Asha Bhosle was born in the small hamlet of Goar in Sangli, then in the salute princely state of Sangli. (now in Maharashtra), into the musical family of Master Deenanath Mangeshkar, who belongs to Marathi-speaking Gomantak Maratha Samaj. Her father was a theater actor and classical singer. When she was nine years old, her father died. The family moved from Pune to Kolhapur and then to Mumbai. She and her elder sister Lata Mangeshkar began singing and acting in films to support their family. She sang her first film song '"Chala Chala Nav Bala" for the Marathi film Majha Bal (1943). The music for the film was composed by Datta Davjekar. She made her Hindi film debut when she sang the song "Saawan Aaya" for Hansraj Behl's Chunariya (1948). Her first solo Hindi film song was for the movie Raat Ki Raani (1949).

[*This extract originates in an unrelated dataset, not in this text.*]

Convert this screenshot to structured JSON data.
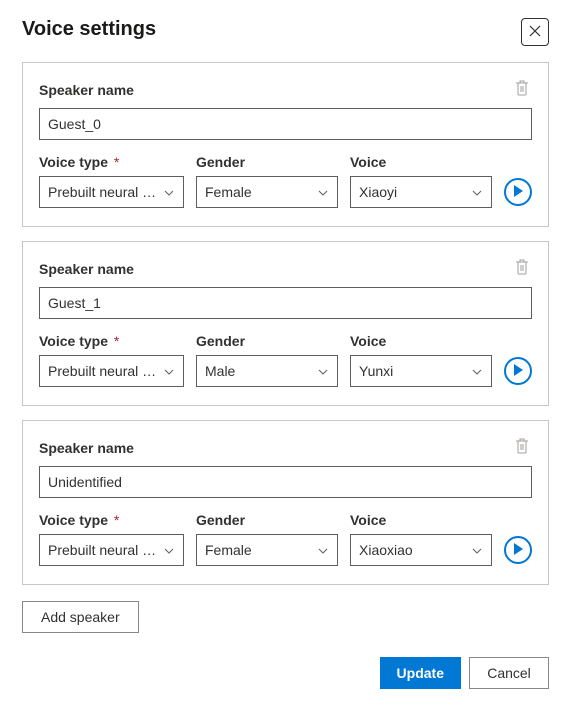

At the age of 16, she eloped with 31-year-old Ganpatrao Bhosle, marrying him against her family's wishes. Ganpatrao was Lata's personal secretary. The marriage failed miserably. Her husband and in-laws mistreated her. After a few years of marriage, Asha was turned out (around 1960) by a suspicious Ganpatrao and she went to her maternal home with two children and pregnant with her third child. She continued to sing in films to earn money.

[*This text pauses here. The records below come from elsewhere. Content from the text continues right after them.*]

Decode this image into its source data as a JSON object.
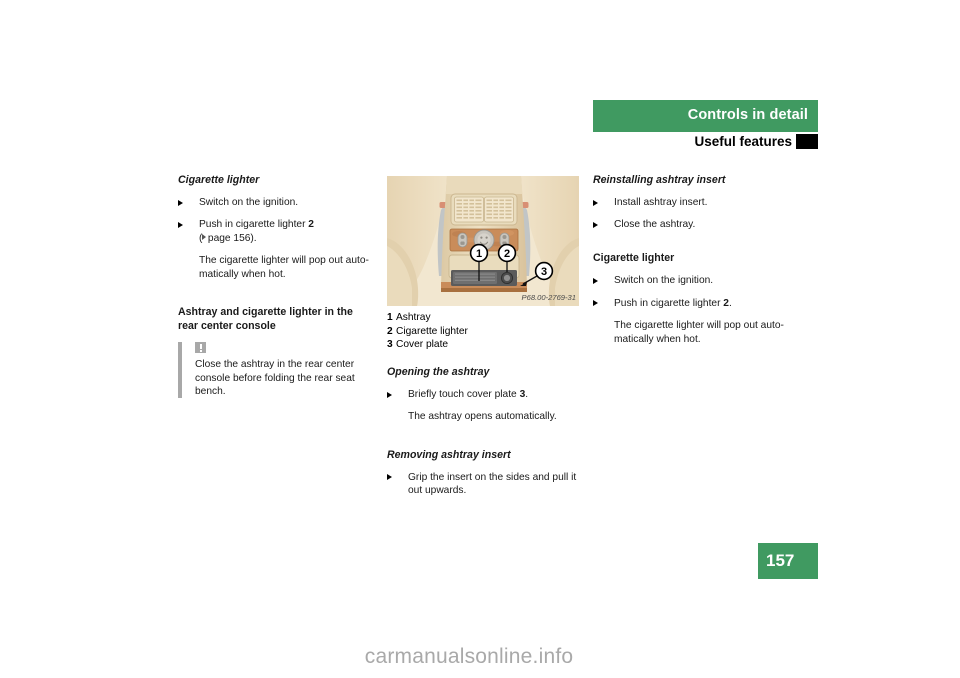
{
  "header": {
    "chapter_title": "Controls in detail",
    "section_title": "Useful features",
    "bar_color": "#409a61"
  },
  "left_column": {
    "heading_1": "Cigarette lighter",
    "steps_1": [
      {
        "text_before": "Switch on the ignition.",
        "bold": "",
        "text_after": ""
      },
      {
        "text_before": "Push in cigarette lighter ",
        "bold": "2",
        "text_after": ""
      }
    ],
    "pageref": "page 156).",
    "pageref_open": "(",
    "note_after_steps": "The cigarette lighter will pop out auto-matically when hot.",
    "heading_2": "Ashtray and cigarette lighter in the rear center console",
    "warning_text": "Close the ashtray in the rear center console before folding the rear seat bench."
  },
  "figure": {
    "image_id": "P68.00-2769-31",
    "callouts": [
      "1",
      "2",
      "3"
    ],
    "captions": [
      {
        "number": "1",
        "label": "Ashtray"
      },
      {
        "number": "2",
        "label": "Cigarette lighter"
      },
      {
        "number": "3",
        "label": "Cover plate"
      }
    ]
  },
  "mid_column": {
    "heading_1": "Opening the ashtray",
    "step_1_before": "Briefly touch cover plate ",
    "step_1_bold": "3",
    "step_1_after": ".",
    "result_1": "The ashtray opens automatically.",
    "heading_2": "Removing ashtray insert",
    "step_2": "Grip the insert on the sides and pull it out upwards."
  },
  "right_column": {
    "heading_1": "Reinstalling ashtray insert",
    "step_1": "Install ashtray insert.",
    "step_2": "Close the ashtray.",
    "heading_2": "Cigarette lighter",
    "step_3": "Switch on the ignition.",
    "step_4_before": "Push in cigarette lighter ",
    "step_4_bold": "2",
    "step_4_after": ".",
    "result": "The cigarette lighter will pop out auto-matically when hot."
  },
  "page_number": "157",
  "footer": {
    "watermark": "carmanualsonline.info"
  }
}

At that time, prominent playback singers like Geeta Dutt, Shamshad Begum and Lata Mangeshkar dominated the singing for the female lead and the big films. Asha used to get the assignments they refused: singing for the bad girls and vamps, or songs in the second-grade movies. In the 1950s, she sang more songs than most playback singers in Bollywood (not counting Lata). Most of these were in low budget B or C-grade films. Her earliest songs were composed by A R Qureshi, Sajjad Hussain and Ghulam Mohammed, and most of these songs failed to do well. Singing in Sangdil (1952), composed by Sajjad Hussain, she got reasonable recognition. Consequently, film director Bimal Roy gave her a chance to sing in Parineeta (1953). Raj Kapoor signed her to sing "Nanhe Munne Bachche" with Mohammed Rafi in Boot Polish (1954), which gained popularity.
O. P. Nayyar gave Asha a break in C.I.D. (1956). She first achieved success in B. R. Chopra's Naya Daur (1957), composed by him. Her duets with Rafi like "Maang Ke Saath Tumhara", "Saathi Haath Badhana" and "Uden Jab Jab Zulfein Teri", penned by Sahir Ludhianvi, earned her recognition. It was the first time she sang all the songs for a film's leading actress. Chopra approached her for several of his later productions, including Gumrah (1963), Waqt (1965), Hamraaz (1965), Aadmi Aur Insaan (1966) and Dhund (1973). Nayyar's future collaboration with Bhosle also resulted in success. Gradually, she established her status and received the patronage of such composers as Sachin Dev Burman and Ravi. Bhosle and Nayyar had a professional and personal parting of ways in the 1970s.
In 1966, Bhosle's performances in the duets from one of music director R.D. Burman's first soundtracks, for the movie Teesri Manzil, won popular acclaim. Reportedly, when she first heard the dance number "Aaja Aaja", she felt she would not be able to sing this westernised tune. While Burman offered to change the music, she refused, taking it as a challenge. She completed the song after ten days of rehearsals, and "Aaja Aaja", along with such other songs as "O Haseena Zulfonwali" and "O Mere Sona Re" (all three duets with Rafi), became successful. Shammi Kapoor, the film's leading actor, was once quoted as saying– "If I did not have Mohammad Rafi to sing for me, I would have got Asha Bhosle to do the job". Bhosle's collaboration with Burman resulted in numerous hits and a marriage. During the 1960-70s, she was the voice of Bollywood's actress and dancer, Helen, on whom "O Haseena Zulfon Wali" was picturised. It is said that Helen would attend her recording sessions so that she could understand the song better and plan dance steps accordingly. Some of their other popular numbers include "Piya Tu Ab To Aaja" (Caravan) and "Yeh Mera Dil" (Don), among others.